Church Abuse Scandal the Subject of Sermons, Demonstrations
By Ken Maguire
Associated Press, carried in Boston Globe [United States]
February 29, 2004
BOSTON (AP) Roman Catholics confronted the problem of clergy sex abuse from pulpits, at protests and in parishes on Sunday, two days after the release of reports outlining the scandal's scope and the church's failure to protect children.
While some victims took to the streets in protest, claiming the church hierarchy was trying to whitewash the problem, others said they felt relieved the church is coming to terms with the issue.

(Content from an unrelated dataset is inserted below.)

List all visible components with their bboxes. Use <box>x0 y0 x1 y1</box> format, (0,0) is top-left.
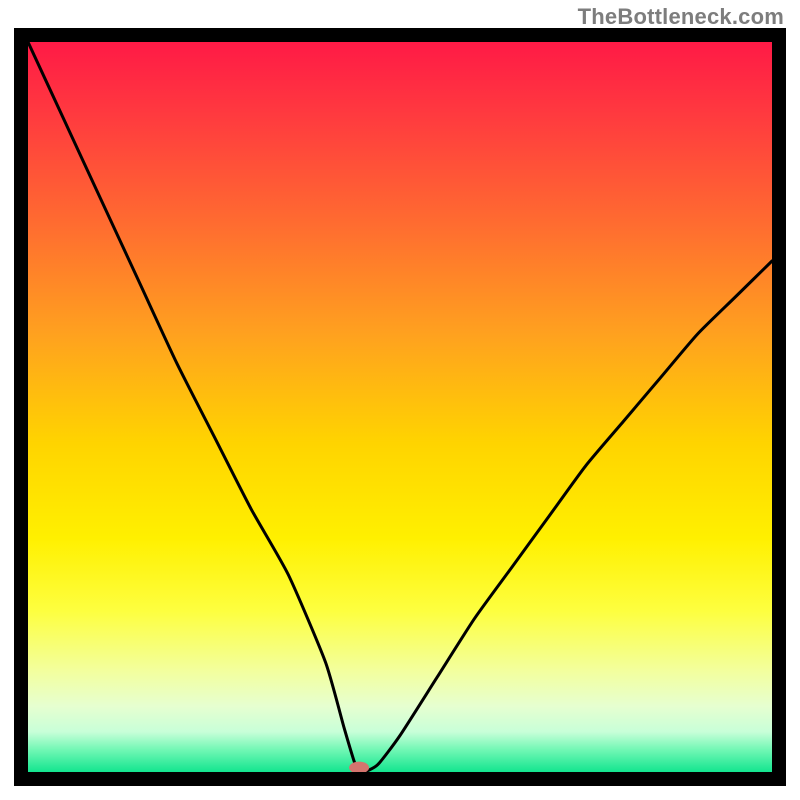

"I don't want it to go away," said Maurice Smith, 52, a Boston resident who attended Mass at the Cathedral of the Holy Cross. "The more we address it, the more we can feel it's not going to be swept under a rug or covered up."
Two church-sanctioned studies were released Friday by the National Review Board, a lay watchdog panel formed by church bishops. One, compiled by the John Jay College of Criminal Justice, found there had been more than 10,000 abuse claims from 1950 to 2002.

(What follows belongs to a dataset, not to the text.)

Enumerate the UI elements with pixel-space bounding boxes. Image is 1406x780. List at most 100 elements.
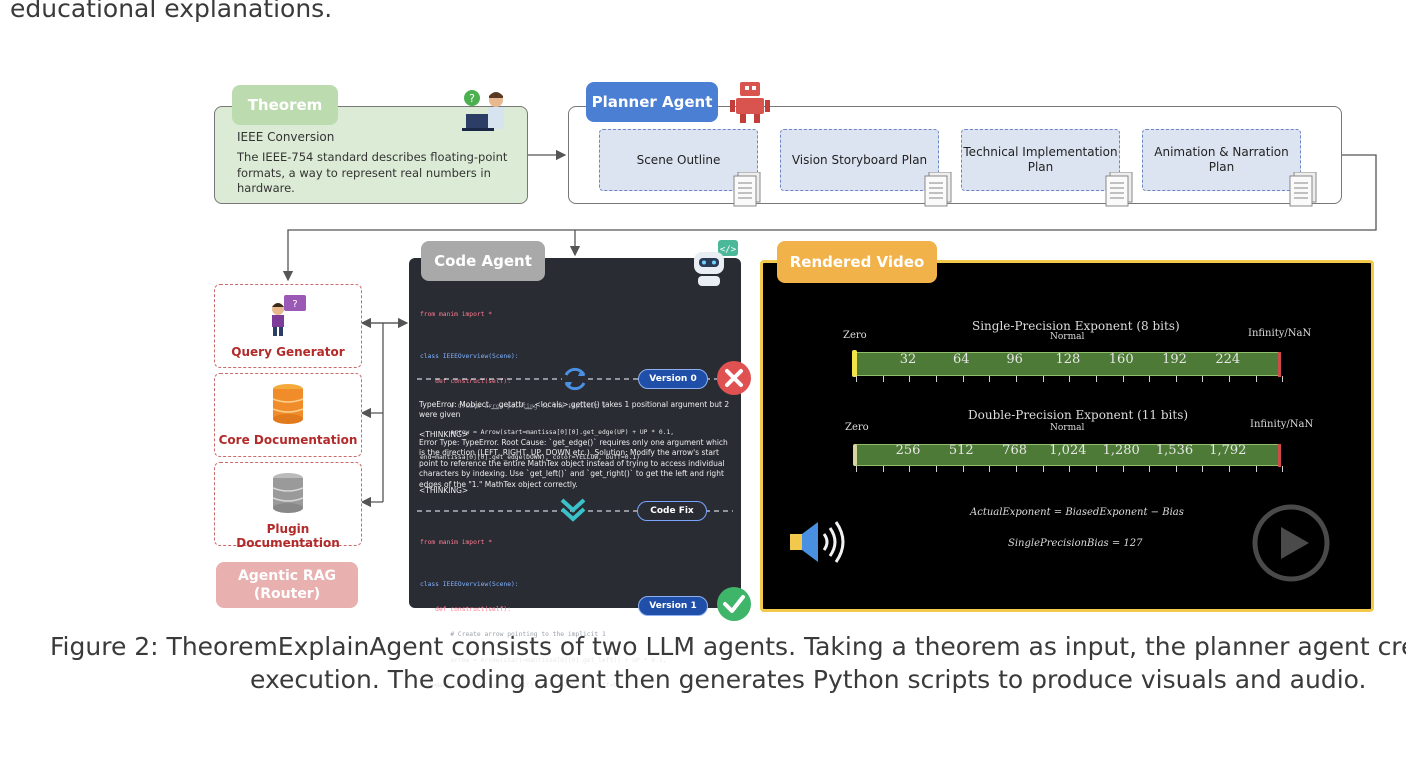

"We must pray ourselves out of this wilderness," said Monsignor Richard Sniezyk, who was installed administrator of the Springfield Diocese in February after Bishop Thomas Dupre resigned in the face of abuse allegations. "We need not panic. We need to pray."

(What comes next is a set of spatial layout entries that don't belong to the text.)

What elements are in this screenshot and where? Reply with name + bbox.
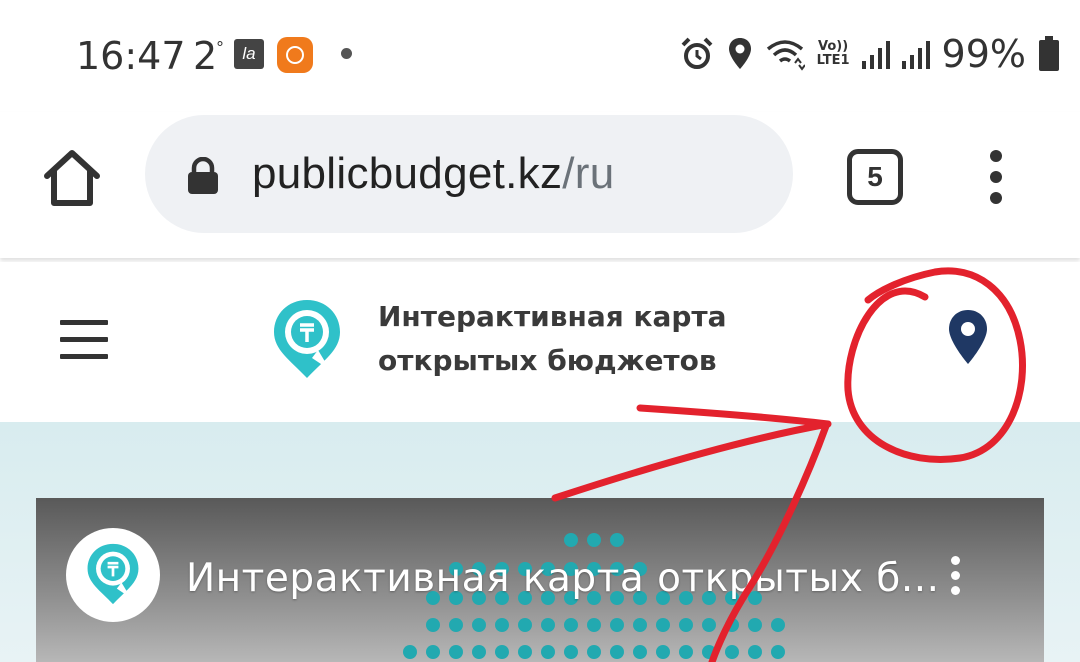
signal-icon-sim2 bbox=[901, 39, 930, 69]
hamburger-line bbox=[60, 320, 108, 325]
home-icon bbox=[44, 150, 100, 206]
site-logo[interactable] bbox=[272, 298, 342, 380]
menu-dot bbox=[950, 571, 960, 580]
channel-avatar[interactable] bbox=[66, 528, 160, 622]
battery-icon bbox=[1039, 36, 1059, 71]
clock: 16:47 bbox=[76, 34, 186, 78]
mi-app-icon bbox=[277, 37, 313, 73]
menu-dot bbox=[990, 171, 1002, 183]
status-icons: Vo)) LTE1 99% bbox=[679, 32, 1060, 76]
address-bar[interactable]: publicbudget.kz/ru bbox=[145, 115, 793, 233]
menu-dot bbox=[990, 192, 1002, 204]
network-type-icon: Vo)) LTE1 bbox=[817, 40, 850, 68]
location-status-icon bbox=[728, 38, 751, 69]
url-host: publicbudget.kz bbox=[252, 149, 563, 198]
menu-dot bbox=[950, 556, 960, 565]
weather-temperature: 2 bbox=[193, 34, 218, 78]
status-bar: 16:47 2 ° la Vo)) LTE1 99% bbox=[0, 0, 1080, 112]
degree-symbol: ° bbox=[216, 38, 224, 57]
location-pin-icon bbox=[949, 310, 987, 364]
channel-logo-icon bbox=[87, 543, 139, 605]
volte-label: Vo)) bbox=[817, 39, 849, 54]
site-header: Интерактивная карта открытых бюджетов bbox=[0, 262, 1080, 422]
wifi-icon bbox=[766, 40, 805, 71]
more-notifications-icon bbox=[341, 48, 352, 59]
la-app-icon: la bbox=[234, 39, 264, 69]
browser-menu-button[interactable] bbox=[982, 150, 1010, 210]
hamburger-menu-button[interactable] bbox=[60, 320, 108, 360]
site-title-line1[interactable]: Интерактивная карта bbox=[378, 300, 727, 333]
hamburger-line bbox=[60, 354, 108, 359]
video-title[interactable]: Интерактивная карта открытых б... bbox=[186, 556, 940, 601]
site-title-line2[interactable]: открытых бюджетов bbox=[378, 344, 717, 377]
lte-label: LTE1 bbox=[816, 53, 850, 68]
battery-percent: 99% bbox=[941, 32, 1026, 76]
tab-switcher-button[interactable]: 5 bbox=[847, 149, 903, 205]
menu-dot bbox=[990, 150, 1002, 162]
location-button[interactable] bbox=[947, 308, 989, 366]
url-path: /ru bbox=[562, 149, 615, 198]
hamburger-line bbox=[60, 337, 108, 342]
lock-icon bbox=[188, 157, 218, 194]
video-player[interactable]: Интерактивная карта открытых б... bbox=[36, 498, 1044, 662]
home-button[interactable] bbox=[42, 148, 102, 208]
browser-toolbar: publicbudget.kz/ru 5 bbox=[0, 112, 1080, 258]
url-text[interactable]: publicbudget.kz/ru bbox=[252, 149, 615, 199]
signal-icon-sim1 bbox=[861, 39, 890, 69]
video-more-button[interactable] bbox=[944, 556, 966, 606]
alarm-icon bbox=[681, 37, 713, 69]
menu-dot bbox=[950, 586, 960, 595]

Nancy Fitzpatrick, 44, a registered nurse who attended a service at St. Patrick's Cathedral in New York, called the report's numbers "shocking."
"But I do think the church is doing its best to address this," she said. "Releasing these figures means they're acknowledging how big a problem this is, and that's a good step."
Others feared the church might not have given a full account of the abuse claims.
"It's just staggering the numbers of people who were abused," said Joan Smola, 59, of Hadley, who attended a vigil for victims in Springfield. "Do we know whether all of the dioceses were honest in what they put in their reports? I'm sure there are many victims who have not come forward."
About 100 victims and their supporters marched Sunday in Boston from Holy Cross to the Statehouse to urge Gov. Mitt Romney to appoint a clergy abuse task force to oversee the church in Massachusetts, where the sex abuse scandal erupted with reports in the Boston archdiocese.
Organizers said the church should reveal information about priests who are no longer in ministry and live in the community, but acknowledged there may be legal roadblocks because most accused priests were not convicted.
"The solution can't be merely to respect the civil liberties of these men and let kids get raped," said Anne Barrett Doyle, co-founder of the Coalition of Catholics and Survivors. "We can do better than that."
Romney spokeswoman Shawn Feddeman said Sunday that the Republican governor would consider the group's request, but wouldn't elaborate.
Along with the John Jay College report, the second report examines the causes of the molestation crisis, putting much of the blame on American bishops for not cracking down on errant priests.
In that report, the National Review Board pointed out the evolution of the crisis in the Boston archdiocese, where the crisis exploded following the revelation that the late defrocked priest John Geoghan had been shuffled among parishes despite allegations of abuse.
"The picture that emerged was that of a diocese with a cadre of predator priests and a hierarchy that simply refused to confront them and stop them," the report said.
Robert Bennett, the lay person who oversaw the study, said Sunday on NBC's "Meet the Press" that he thinks bishops who sheltered guilty priests should resign.
The lay reform group Voice of the Faithful, which was created in response to the abuse scandal, took out a full-page advertisement in The New York Times urging Pope John Paul II to seek resignations from bishops who "knowingly transferred sexually abusive clergy."
Cardinal Bernard Law, who was archbishop of Boston when the crisis erupted in his archdiocese, is the only church leader who has stepped down over transferring predator clergy from parish to parish.